Miss Baybasin claims Charing Cross specialists had told her that her condition was preventable from the start if she had been taken seriously by doctors.
“They said it was a shame I wasn’t with them sooner because they could have kept more of my sight,” she said.
They said if [previous doctors] took me seriously, instead of telling me to take stronger painkillers it would have been picked up on and wouldn’t have happened at all.

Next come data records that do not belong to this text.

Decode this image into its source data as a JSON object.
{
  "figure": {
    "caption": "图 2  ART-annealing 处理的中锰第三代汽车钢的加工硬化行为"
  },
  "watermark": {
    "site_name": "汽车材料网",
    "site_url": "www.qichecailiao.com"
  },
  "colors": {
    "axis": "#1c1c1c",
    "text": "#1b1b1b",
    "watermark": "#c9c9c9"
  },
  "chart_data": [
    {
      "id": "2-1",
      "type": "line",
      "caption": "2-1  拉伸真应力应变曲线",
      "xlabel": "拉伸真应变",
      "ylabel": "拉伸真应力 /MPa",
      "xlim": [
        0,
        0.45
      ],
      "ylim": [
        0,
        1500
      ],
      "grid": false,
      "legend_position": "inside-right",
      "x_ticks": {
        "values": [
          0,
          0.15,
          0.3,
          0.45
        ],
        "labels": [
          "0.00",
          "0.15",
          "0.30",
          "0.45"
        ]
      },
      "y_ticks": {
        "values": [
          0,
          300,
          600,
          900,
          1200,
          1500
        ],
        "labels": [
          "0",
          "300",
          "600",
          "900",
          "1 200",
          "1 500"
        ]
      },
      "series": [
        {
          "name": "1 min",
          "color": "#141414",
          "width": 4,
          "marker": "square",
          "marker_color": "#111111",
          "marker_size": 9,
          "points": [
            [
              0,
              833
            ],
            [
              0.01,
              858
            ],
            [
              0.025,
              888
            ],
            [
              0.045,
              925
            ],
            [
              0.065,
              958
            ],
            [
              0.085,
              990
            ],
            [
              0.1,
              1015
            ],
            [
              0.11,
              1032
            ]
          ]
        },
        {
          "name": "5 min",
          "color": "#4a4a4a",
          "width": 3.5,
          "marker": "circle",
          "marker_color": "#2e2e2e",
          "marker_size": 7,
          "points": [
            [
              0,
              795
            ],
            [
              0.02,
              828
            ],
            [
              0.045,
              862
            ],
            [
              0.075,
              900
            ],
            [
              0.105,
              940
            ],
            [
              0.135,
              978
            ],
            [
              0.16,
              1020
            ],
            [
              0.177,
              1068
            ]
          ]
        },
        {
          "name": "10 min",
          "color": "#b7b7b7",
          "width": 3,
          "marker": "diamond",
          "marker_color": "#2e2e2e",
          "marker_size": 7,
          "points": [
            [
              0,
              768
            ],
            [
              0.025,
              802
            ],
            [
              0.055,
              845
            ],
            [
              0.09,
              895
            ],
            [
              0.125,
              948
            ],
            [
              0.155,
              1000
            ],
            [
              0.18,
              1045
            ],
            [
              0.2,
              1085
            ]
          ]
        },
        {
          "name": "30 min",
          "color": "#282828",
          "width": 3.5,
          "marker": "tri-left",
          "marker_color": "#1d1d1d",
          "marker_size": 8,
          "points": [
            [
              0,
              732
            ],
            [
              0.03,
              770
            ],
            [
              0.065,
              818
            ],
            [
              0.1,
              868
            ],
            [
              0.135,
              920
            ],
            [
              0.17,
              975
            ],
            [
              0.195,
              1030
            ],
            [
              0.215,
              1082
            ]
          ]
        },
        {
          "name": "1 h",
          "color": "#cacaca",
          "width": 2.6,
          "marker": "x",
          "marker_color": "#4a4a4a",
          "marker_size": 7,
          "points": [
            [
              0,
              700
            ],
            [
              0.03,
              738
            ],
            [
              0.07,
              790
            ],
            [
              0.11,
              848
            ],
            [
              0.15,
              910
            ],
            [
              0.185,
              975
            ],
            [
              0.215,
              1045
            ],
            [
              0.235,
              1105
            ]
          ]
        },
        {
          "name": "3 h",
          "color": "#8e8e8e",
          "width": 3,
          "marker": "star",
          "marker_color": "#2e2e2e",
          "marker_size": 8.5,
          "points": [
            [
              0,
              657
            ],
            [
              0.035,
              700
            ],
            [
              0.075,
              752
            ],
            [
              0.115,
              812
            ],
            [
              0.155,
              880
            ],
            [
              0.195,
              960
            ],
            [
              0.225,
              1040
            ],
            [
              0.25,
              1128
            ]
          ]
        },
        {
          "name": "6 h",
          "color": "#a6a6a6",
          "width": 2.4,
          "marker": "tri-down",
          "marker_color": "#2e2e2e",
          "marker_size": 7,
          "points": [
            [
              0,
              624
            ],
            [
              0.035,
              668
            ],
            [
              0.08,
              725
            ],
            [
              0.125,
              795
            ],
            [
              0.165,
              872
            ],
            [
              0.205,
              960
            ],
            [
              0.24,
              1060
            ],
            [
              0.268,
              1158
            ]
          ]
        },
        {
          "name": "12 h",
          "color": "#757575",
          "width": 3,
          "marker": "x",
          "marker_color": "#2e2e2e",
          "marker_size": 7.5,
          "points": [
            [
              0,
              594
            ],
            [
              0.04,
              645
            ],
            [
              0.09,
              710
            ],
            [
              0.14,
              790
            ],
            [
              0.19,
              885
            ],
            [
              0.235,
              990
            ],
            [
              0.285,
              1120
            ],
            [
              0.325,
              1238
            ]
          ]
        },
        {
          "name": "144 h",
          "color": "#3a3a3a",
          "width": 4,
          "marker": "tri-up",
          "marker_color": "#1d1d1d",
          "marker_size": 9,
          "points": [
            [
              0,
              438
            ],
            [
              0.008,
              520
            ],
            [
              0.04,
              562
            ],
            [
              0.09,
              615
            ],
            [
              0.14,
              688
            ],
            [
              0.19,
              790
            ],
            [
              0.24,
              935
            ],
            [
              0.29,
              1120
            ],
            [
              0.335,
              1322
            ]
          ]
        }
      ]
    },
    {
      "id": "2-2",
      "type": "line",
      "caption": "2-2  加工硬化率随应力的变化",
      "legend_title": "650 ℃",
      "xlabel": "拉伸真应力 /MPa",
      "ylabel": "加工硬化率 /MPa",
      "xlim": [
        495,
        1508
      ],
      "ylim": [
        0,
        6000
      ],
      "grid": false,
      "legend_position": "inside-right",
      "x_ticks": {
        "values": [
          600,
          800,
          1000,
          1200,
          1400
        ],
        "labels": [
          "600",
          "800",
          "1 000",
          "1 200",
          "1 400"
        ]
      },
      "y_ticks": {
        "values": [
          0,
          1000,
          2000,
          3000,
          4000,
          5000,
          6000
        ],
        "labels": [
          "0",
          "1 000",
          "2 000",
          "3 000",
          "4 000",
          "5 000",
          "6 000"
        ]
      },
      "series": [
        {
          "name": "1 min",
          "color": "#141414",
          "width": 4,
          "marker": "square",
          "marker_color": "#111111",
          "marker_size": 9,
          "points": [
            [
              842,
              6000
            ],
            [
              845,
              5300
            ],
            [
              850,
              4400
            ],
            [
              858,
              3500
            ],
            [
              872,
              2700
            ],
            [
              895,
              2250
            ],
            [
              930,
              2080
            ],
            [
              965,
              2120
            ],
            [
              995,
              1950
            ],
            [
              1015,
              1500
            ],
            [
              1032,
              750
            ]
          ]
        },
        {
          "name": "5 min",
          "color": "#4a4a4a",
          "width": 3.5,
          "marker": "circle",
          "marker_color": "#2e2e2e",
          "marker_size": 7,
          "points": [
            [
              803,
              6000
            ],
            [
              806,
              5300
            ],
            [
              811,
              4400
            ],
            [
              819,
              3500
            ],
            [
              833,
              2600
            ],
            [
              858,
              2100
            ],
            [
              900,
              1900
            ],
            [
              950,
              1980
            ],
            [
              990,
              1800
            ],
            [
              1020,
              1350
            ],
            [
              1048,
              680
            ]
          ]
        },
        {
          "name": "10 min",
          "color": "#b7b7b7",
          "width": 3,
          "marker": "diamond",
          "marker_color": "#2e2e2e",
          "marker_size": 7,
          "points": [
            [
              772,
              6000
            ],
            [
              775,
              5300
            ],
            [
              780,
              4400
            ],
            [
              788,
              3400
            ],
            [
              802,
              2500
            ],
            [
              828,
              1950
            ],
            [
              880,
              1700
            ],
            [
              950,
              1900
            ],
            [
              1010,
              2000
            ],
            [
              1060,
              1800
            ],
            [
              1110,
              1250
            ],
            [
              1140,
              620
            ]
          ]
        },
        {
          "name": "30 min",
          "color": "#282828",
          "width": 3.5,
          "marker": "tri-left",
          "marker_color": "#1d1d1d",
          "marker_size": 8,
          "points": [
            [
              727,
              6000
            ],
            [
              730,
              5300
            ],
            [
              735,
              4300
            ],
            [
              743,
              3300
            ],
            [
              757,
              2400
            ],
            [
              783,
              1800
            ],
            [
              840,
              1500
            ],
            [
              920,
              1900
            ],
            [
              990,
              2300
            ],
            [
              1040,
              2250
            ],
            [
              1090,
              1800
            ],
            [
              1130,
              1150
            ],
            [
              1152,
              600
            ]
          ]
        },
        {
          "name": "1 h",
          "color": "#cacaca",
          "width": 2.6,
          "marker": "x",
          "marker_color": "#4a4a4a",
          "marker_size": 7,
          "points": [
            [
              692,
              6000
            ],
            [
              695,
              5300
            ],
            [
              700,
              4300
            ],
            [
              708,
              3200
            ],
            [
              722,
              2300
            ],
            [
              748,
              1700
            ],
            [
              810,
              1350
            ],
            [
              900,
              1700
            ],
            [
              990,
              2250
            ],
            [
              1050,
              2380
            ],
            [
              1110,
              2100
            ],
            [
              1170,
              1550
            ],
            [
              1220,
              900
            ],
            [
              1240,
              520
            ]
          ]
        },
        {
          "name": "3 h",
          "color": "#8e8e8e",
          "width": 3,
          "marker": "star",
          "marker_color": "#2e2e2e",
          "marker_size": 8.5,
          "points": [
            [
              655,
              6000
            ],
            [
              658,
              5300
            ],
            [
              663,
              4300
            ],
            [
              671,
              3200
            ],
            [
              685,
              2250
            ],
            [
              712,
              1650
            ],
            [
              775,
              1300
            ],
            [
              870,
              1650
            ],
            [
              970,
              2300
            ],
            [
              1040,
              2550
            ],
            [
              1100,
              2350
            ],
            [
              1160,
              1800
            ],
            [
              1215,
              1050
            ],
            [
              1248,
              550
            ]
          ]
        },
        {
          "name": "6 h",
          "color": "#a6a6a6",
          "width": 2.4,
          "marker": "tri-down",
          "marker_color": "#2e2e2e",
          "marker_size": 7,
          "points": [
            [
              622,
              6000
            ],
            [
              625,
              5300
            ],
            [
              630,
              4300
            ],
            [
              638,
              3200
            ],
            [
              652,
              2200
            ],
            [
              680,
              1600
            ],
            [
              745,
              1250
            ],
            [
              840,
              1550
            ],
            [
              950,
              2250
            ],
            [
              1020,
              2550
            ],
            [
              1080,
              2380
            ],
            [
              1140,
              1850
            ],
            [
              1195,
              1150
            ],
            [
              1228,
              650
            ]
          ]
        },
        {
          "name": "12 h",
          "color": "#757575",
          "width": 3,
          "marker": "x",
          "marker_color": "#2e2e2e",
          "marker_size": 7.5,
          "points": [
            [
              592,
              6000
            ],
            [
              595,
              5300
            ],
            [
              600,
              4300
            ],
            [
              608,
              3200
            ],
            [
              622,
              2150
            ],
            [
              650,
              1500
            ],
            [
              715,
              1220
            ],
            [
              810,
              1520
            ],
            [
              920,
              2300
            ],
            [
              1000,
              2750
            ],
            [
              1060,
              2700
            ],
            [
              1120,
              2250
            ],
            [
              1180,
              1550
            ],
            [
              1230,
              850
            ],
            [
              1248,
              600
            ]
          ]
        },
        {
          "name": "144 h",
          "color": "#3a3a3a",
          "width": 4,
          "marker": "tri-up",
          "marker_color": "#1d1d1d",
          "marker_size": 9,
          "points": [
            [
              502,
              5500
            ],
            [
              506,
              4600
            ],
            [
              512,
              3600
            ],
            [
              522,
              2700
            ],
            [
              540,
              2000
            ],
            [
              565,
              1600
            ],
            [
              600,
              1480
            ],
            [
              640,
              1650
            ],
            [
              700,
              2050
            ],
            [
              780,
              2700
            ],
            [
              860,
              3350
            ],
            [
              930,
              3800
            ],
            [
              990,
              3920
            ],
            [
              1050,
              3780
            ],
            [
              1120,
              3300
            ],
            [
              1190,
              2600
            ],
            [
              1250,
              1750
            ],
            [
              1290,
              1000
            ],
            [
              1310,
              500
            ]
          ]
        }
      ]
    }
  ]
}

When I heard that, I got so angry then.’
After her surgery, Miss Baybasin spent a week in intensive care. She then spent three months there receiving daily physical therapy and training to adapt to her condition.
A spokesperson for the London North West University Healthcare NHS Trust told MailOnline: ‘We are sorry to hear of Ms Baybasin’s concerns and urge her to contact our complaints team so that we can investigate further.
‘Because of patient confidence, we cannot comment on individual cases, but we do work closely with specialized services from other hospitals in these types of complex cases.’
MailOnline approached Lane End Medical Practice and Royal Free London NHS Foundation Trust (Barnet Hospital) for comment.